The multiverse of software engineering at Google

08 Feb 2022

Welcome to GCU (Google Coding Universe) and this essay will walk you through my review on an ACM tech talk "Software Enineering at Google". In this talk, featuring two senior software engineers at Google, the main focus of discussion was some of the best coding practice required to maintain a healthy codebase at Google. Now I always used to correlate software engineering directly with programming and I used to think if you can code well, you can be a good developer. But this was an eye opener for me in a way that it was through this talk I learned that software engineering is so much more than that. It is a team effort, years of experience, observations and ability to evolve with time along with good programming skills. One should also know that there is no one solution to all, no silver bullet or no one language or a tool that could make development easier and better. Software development is a series of small steps which could be achieved not just by focusing on productivity but also on error budget, risk tolerance and new features. So below is the secret of Google’s success.

Tick tick, boom

The first key point was time. One may ask how does time affect a project? The speaker gave a very concise explanation: for a novice programmer, working on a specifiic project, the project time is measured in hours (or maybe days). Then comes the startups or app development codes, which are based on specific needs and may work upto 2-3 years. Finally, on a bigger scale, we have tech industry projects (Linux, Google) or open source development, which has a long lifespan of decades. You don’t just throw away your code to introduce new features but upgrade it, make it sustainable and compatible. "Software engineering is the art of making your program resilient to change over time." And how does Google do that? I’ll give you a hint: sustainability. We know that change is the only constant in life. So with time we are geeting better tools, upgraded software, hardware and new technology and if we keep on discarding each of our previous codebase, it will cost us a fortune! Well, that’s where Google understand its homework correctly. It includes large scale change refactoring or as they call it “Hyrum’s law”. No, its not a famous, standardized concept one can find in a book but this is rather an observation:

“with sufficient users in API, it doesn’t matter what you promise in contract: all observable behaviors of a system depend on someone.”

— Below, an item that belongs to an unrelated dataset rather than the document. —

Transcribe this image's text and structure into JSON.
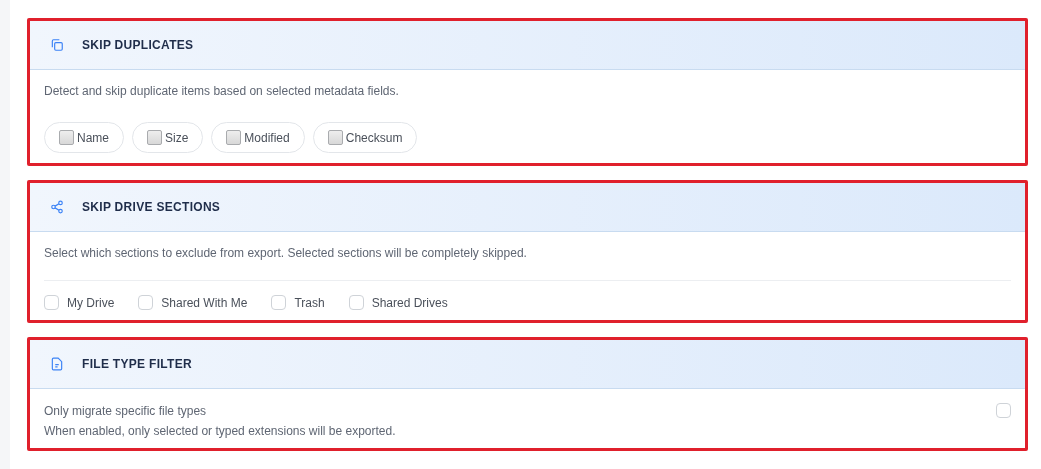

Let’s break it down. We don’t always know what users want and we can’t focus on their specific needs because that will change with time, and dealing with all of them separately is too complicated. So we need to incorporate randomness in the codebase to make it resilient to the change, and be easily able to upgrade and maintain it. Sustainability means you are able to change all of the things that you ought to change, safely. This is because, in software engineering, the goal is not to just solve problems but keep the solutions working, for as long as possible.

Scale the sale!

As mentioned before, hardware, software and human resources, everything that your code relies on, is changing everyday. So the question a developer should ask is “are those scalable in terms of cost and resource consumption? With the ever increasing user requests, how can one handle the codebase without affecting the throughput? Now the traditional way to do this would be introducing upgrades by deprecating old versions and mandating new ones or burdening one person to handle this. But that’s now how you do things at Google and it is most certainly not the smart way. When you skim some top-level, smart engineer to work at Google you don’t pay them to just broadcast messages and linearly increase the cost and resources. But you want to make use of their expertise and knowledge, with other experts, a rather simple and cheap option which uses sub-linearly scaling resources. Google has adopted a smart way to divide the codebase management in teams, focusing on specific applications. This saves the communication overhead, and while navigating through the software development process these developers, due to their familiarity with the codebase, will come up with a better solution to the problem.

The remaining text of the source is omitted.